I'm reading the mean value theorem for integrals and its proof:
The theorem assumes that $\varphi \in C(I, \mathbb{R})$ where $I=[\alpha, \beta] \subseteq \mathbb R$. Throughout the proof, I have not seen the continuity of $\varphi$ is used elsewhere. Hence, I though that it's sufficient for $\varphi$ to be jump continuous.
Could you please confirm if my observation is correct?
On
The continuity is used to prove that if $\phi(x)>0$ for some $x$ then exists a neighborhood $J:=(x-t,x+t)$ of $x$ such that $\phi(x)>0,\forall x \in J$
So the integral will be positive,since $\phi$ is non-negative in general.
If $\phi$ is zero,then this case is covered in the proof.

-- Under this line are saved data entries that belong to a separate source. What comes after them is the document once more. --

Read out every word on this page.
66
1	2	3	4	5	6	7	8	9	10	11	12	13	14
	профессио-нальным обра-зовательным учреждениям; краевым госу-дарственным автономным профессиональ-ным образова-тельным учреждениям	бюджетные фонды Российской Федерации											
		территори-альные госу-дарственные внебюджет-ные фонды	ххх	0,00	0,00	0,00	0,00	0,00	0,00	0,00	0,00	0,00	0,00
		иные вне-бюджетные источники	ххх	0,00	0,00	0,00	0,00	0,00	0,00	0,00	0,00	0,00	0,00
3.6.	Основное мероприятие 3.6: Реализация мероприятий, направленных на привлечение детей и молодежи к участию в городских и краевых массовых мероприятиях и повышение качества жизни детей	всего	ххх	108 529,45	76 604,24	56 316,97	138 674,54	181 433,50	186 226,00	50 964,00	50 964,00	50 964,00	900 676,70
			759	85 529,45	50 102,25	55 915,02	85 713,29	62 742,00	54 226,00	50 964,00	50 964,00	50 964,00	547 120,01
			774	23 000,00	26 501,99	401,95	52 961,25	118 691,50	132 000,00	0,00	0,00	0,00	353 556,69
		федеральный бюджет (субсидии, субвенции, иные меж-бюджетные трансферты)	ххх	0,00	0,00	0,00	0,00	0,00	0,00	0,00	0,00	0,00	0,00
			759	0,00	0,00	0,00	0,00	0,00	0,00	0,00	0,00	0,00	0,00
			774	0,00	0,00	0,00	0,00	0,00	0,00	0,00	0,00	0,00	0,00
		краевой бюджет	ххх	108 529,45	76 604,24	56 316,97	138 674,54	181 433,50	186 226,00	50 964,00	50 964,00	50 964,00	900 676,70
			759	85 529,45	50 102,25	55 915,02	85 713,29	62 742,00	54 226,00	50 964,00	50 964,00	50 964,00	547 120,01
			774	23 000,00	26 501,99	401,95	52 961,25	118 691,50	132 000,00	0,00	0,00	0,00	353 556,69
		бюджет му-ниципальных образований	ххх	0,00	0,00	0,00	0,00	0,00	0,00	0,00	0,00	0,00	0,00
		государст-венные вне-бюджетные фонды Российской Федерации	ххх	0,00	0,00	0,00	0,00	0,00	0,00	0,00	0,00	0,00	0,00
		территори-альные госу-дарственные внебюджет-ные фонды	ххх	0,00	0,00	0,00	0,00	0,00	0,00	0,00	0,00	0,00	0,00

If $\phi$ is not everywhere continuous then there are two cases:
If $\phi$ is positive for only finite $x$'s and $\phi$ is not continuous at that points,then this case is covered as the case where $\phi=0$
If $\phi$ is positive gain for finite $x$'s and is continuous at one such point,then will exists a neighborhood again where $\phi$ is poisitive,so the same argument is applied.
As it is mentioned in the comments and in the other answer,$f$ must be continuous.
Right, $\varphi$ need not be continuous.
But it must be such that the two integrals exist. (So it is enough that $\varphi$ be Lebesgue integrable. But probably you learn this theorem before you learn about the Lebesgue integral.)
However, $f$ must be continuous to let us use the intermediate value theorem.